Tyler Mahle and Sonny Gray are both due for contract extensions, but the Twins don’t have other options on the board. Chris Paddack signed a three-year extension during Spring Training and there’s hope that he can become a factor later in the season. Tons of people are high on Bailey Ober who just missed the cut on Opening Day but is furthering his development at Triple-A St. Paul.
Add to that list Louie Varland and Simeon Woods-Richardson — among others — and all of a sudden the Twins future rotation is starting to look like something fans have hoped for but never seen before.
This is not scientific at all, but this is what a future Twins pitching rotation could look like:
- Pablo Lopez
- Joe Ryan
- Chris Paddack
- Simeon Woods-Richardson
- Bailey Ober
Hading out big extensions likely takes the Twins out of big money free agent moves, but guys like Lucas Giolito and others could factor into the picture too. Simply put, the Twins are in a position to have an embarrassement of pitching riches and that absolutely rules.
There will be plenty of time to dive into more about what the whole rotation will look like but everything starts with the two guys at the top.
Pablo Lopez and Joe Ryan are the Twins pitching duo fans have been waiting for
WIth the Lopez extension, Minnesota can now build its rotation around the last two Opening Day starters and bonafide aces of its staff.
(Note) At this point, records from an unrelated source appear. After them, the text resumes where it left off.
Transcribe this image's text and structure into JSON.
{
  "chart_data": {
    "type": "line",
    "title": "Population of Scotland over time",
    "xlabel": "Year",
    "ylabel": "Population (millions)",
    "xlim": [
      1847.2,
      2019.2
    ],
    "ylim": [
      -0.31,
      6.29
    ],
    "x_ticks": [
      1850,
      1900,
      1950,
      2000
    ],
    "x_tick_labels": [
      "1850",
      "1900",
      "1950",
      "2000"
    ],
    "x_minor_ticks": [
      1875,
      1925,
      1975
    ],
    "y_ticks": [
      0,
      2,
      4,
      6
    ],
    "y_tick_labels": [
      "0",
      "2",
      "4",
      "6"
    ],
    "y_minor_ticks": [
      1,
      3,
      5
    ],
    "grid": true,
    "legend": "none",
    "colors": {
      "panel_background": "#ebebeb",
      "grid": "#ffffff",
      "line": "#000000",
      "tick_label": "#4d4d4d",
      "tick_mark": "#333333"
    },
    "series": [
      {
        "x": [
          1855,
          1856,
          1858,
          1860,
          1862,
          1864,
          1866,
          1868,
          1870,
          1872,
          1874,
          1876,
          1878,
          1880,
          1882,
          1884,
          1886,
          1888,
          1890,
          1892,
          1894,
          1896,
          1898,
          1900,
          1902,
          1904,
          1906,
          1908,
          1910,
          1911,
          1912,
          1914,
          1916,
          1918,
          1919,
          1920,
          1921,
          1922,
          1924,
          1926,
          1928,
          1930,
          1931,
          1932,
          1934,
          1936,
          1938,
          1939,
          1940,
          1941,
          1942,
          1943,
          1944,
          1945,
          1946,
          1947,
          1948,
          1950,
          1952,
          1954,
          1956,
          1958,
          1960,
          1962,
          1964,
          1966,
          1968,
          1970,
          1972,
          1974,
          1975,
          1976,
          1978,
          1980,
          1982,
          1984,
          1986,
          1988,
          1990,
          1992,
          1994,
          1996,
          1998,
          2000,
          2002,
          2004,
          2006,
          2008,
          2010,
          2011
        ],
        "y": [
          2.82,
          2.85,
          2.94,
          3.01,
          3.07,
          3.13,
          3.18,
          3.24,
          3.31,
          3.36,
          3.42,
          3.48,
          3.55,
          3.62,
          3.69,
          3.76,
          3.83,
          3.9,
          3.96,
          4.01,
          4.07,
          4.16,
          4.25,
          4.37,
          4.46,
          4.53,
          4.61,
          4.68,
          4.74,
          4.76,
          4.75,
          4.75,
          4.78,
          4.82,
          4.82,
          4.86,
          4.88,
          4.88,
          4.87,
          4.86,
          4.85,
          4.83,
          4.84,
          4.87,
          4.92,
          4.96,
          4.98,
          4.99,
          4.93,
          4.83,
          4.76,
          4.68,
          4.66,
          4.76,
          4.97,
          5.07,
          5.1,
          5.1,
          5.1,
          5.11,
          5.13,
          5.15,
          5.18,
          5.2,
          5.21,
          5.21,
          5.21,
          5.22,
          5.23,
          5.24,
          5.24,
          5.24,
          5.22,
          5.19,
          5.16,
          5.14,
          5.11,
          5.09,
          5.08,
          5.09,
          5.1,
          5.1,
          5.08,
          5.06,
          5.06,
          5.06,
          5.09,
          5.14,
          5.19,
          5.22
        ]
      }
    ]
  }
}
Lopez and Ryan are a perfect tandem, and the potential fulfillment of a prophecy that was promised over a decade ago. A few Cy Young Awards need to be tossed into the mix for the comparison to truly be appropriate, but it’s hard not to think of what Twins fans almost had with Johan Santana and Francisco Liriano.
That pitching duo never became what it could have been for the Twins, but this second-coming might be even better from a sustainability standpoint.
Santana was going to get traded, as the Twins weren’t going to pony up to keep him in Minnesota. This time around, Minnesota has Lopez locked through the 2027 which is also how long Joe Ryan is under contract.
Minnesota could realistically get four incredible years out of two top pitchers in ways it’s been forced to watch elsewhere in the AL Central but has been unable to figure out. Verlander and Scherzer in Detroit, Burhle and Garland in Chicago, the many duos Cleveland has put together, and now Lopez and Ryan in Minnesota.
Not for nothing, but all of those teams — even the Royals — went to the World Series during the tenure of their top pitchers. The Twins also have a duo of Byron Buxton and Carlos Correa to add to this mix, both of whom are under contract until 2027 as well.
It’s easy to get ahead of ourselves but it’s also impossible to not be insanely excited for what this means for the future. There’s always a chance things might not work out, but right now this Twins team feels different than any we’ve seen in the past and the future looks brighter than it ever has.